El hijo empuja las puertas y, cuando éstas se abren, una ráfaga de aire helado apaga la lámpara. El frío es agudo, intenso, y penetra bajo las pieles que le sirven de abrigo recordando al anciano que, por frío que sea el palacio, sus paredes y su magia ofrecen cierta protección frente a la oscuridad del exterior, que hiela la sangre y entumece los huesos.

—¿Estás seguro de que podrás hacerlo, padre? —inquiere Edmund una vez más, preocupado.

—Sí —responde el monarca, aunque a mí me parece que, de haber estado solo, el anciano no lo habría intentado—. No te preocupes por mí. Si Baltazar se sale con la suya, no tardaremos mucho en estar todos ahí fuera.

Sí, el viejo rey sabe que estoy cerca, que estoy escuchando. Siente celos de mi influencia sobre Edmund, pero lo único que puedo decirle al anciano es que él ya tuvo su oportunidad.

—Ya te he explicado antes que Baltazar ha encontrado una ruta que nos conduce hacia abajo por los túneles, padre. Cuanto más penetremos en el subsuelo del mundo, más cálido se volverá el aire.

—Supongo que habrá encontrado tal tontería en algún libro.
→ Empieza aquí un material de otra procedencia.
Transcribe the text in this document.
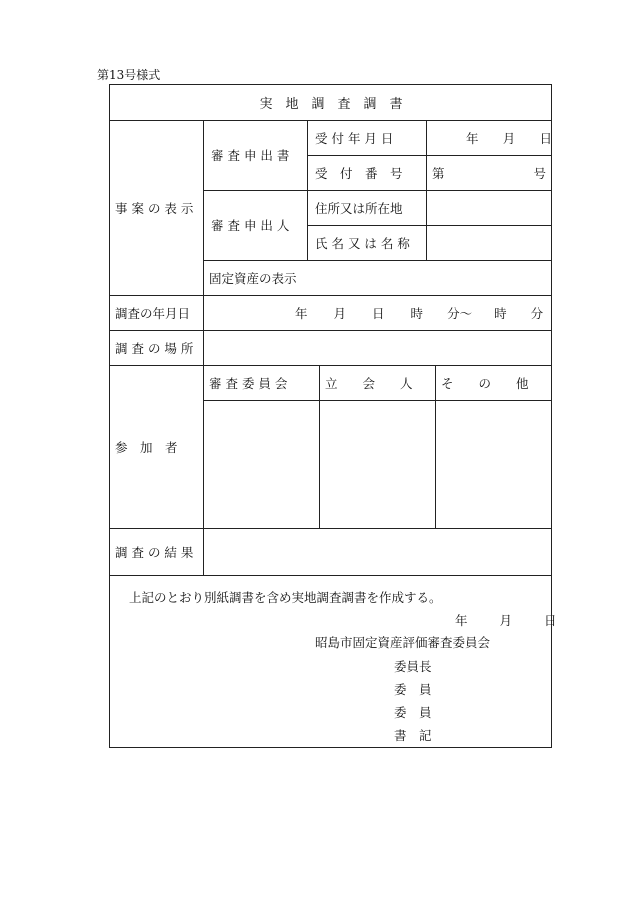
第13号様式
実　地　調　査　調　書
事 案 の 表 示
審 査 申 出 書
受 付 年 月 日	年 月 日
受　付　番　号	第	号
審 査 申 出 人
住所又は所在地
氏 名 又 は 名 称
固定資産の表示
調査の年月日	年 月 日 時 分～ 時 分
調 査 の 場 所
参　加　者
審 査 委 員 会	立　　会　　人	そ　　の　　他
調 査 の 結 果
上記のとおり別紙調書を含め実地調査調書を作成する。
年	月	日
昭島市固定資産評価審査委員会
委員長
委　員
委　員
書　記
De nada sirve iluminar este condenado lugar —añade el rey, refiriéndose a la lámpara—. No malgastes tu magia. Yo no necesito luz; son tantas las veces que he estado en esta columnata que podría recorrerla con los ojos cerrados.

Los oigo avanzar en la oscuridad. Casi puedo ver al rey rechazar el brazo que le ofrece Edmund (el príncipe es respetuoso y tierno con un padre que apenas lo merece) y cruzar el umbral de los grandes portalones con paso resuelto. Yo me quedo en el pasadizo e intento olvidarme del frío que me corta la cara y las manos y me entumece los pies.

—Los libros son mala cosa —comenta con acritud el monarca a su hijo, cuyas pisadas capto, avanzando junto a su anciano padre—. Baltazar pasa demasiado tiempo entre los libros.

Tal vez la cólera le siente bien al viejo, cálida y brillante como el fuego de la lámpara en su interior.